F1 to trial revised Qualifying format

Formula 1 is set to trial a new qualifying format in 2023

A revised Qualifying format will be trialled at selected races during next year’s Formula 1 season.

While the three-part knock-out format is set to remain, tweaks will be made to the way teams are able to use tyres throughout the session.

The new format will see all participants in Qualifying 1 use the hard compound tyres, before switching to the medium rubber for Qualifying 2.

The 10 runners who then progress to the final phase of the session will have to use the soft compound tyre.

Currently, teams have free choice of the compound they choose, though typically converge to the same compound, save for the front runners who are confident of progressing while saving a set of better-performing rubber for later.

Changes for this year scrapped the rule which mandated those who progressed to Qualifying 3 start the race on the tyres they set their fastest Qualifying 2 time on.

Now, all drivers have free choice at the race start.

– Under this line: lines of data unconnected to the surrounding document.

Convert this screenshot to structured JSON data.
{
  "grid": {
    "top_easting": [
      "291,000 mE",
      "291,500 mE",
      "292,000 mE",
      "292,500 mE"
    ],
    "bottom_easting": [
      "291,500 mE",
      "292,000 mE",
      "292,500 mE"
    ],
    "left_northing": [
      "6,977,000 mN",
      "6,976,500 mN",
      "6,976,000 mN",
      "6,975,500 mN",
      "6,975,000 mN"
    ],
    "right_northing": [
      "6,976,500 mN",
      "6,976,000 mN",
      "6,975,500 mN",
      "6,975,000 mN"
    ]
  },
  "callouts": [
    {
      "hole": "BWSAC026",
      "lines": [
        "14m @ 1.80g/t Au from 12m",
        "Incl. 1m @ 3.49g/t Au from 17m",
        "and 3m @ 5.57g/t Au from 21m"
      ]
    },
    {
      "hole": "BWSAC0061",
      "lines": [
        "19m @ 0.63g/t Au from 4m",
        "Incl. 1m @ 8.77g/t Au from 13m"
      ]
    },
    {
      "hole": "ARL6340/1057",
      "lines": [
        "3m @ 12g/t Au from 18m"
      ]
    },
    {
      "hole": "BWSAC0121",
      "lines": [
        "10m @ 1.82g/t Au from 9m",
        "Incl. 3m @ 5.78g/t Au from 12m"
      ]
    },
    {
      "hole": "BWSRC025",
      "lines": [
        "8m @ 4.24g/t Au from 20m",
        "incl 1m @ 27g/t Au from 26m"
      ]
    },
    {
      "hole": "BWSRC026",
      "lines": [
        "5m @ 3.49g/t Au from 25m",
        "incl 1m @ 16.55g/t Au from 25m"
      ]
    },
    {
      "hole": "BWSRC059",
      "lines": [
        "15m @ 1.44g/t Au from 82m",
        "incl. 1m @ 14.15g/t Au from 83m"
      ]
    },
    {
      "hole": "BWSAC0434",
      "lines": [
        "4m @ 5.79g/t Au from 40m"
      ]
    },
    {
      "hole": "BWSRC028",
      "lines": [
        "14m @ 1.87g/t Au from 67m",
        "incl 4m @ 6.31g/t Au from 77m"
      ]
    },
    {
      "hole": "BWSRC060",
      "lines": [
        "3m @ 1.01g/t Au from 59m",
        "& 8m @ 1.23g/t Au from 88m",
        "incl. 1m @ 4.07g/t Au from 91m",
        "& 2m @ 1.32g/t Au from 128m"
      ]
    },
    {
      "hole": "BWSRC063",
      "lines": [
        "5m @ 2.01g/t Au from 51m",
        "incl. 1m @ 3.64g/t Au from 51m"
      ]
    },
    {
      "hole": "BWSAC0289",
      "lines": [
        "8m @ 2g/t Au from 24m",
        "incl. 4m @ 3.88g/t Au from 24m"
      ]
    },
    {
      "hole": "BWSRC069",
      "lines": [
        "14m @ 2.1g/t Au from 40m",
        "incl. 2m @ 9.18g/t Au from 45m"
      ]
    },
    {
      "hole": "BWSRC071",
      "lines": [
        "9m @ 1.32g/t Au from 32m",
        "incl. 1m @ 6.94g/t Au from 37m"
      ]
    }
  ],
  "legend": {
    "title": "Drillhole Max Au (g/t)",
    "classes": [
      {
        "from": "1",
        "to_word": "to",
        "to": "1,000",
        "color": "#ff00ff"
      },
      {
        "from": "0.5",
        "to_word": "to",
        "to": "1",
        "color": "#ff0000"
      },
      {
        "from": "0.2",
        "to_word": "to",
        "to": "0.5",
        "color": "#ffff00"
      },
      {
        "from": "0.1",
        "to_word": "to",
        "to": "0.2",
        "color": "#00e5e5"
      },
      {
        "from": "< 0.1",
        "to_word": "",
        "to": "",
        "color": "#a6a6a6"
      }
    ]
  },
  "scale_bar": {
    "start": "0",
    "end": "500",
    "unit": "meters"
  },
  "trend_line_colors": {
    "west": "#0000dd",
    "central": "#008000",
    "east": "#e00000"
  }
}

The new format is set to be trialled at two races in 2023, though not those which will also feature Sprint Qualifying, to evaluate “whether the revisions are suitable for subsequent championships.”

The current three-part qualifying format has been in place (for all but a handful of races) since 2006 and has proved a strong balance between competition and entertainment.

Previously, F1 adopted several different systems, including two 60-minute sessions, a single 60-minute session, hot lap qualifying, even combined and averaged times.

The proposed tweak to qualifying comes as F1 also looks at whether it can reduce the number of tyres available, trimming that from 13 sets per car to 11.

In that instance, each driver will have up to three sets of hard compound tyres, four of the mediums, and four sets of softs.

That is in addition to the wet tyre allocation, which is three sets of full wets and four sets of intermediates.

The revised tyre rules are the latest in a line of experiments conducted by Formula 1 since Liberty Media’s takeover.

Most notable of those has been the introduction of Sprint Qualifying, which has proved divisive at best, with the sport keen to run as many as six events under that format next season.

However, it’s understood the FIA voted against the expansion at the F1 Commission meeting last week, despite the teams siding with the sport’s commercial rights holder, which is in favour of the move.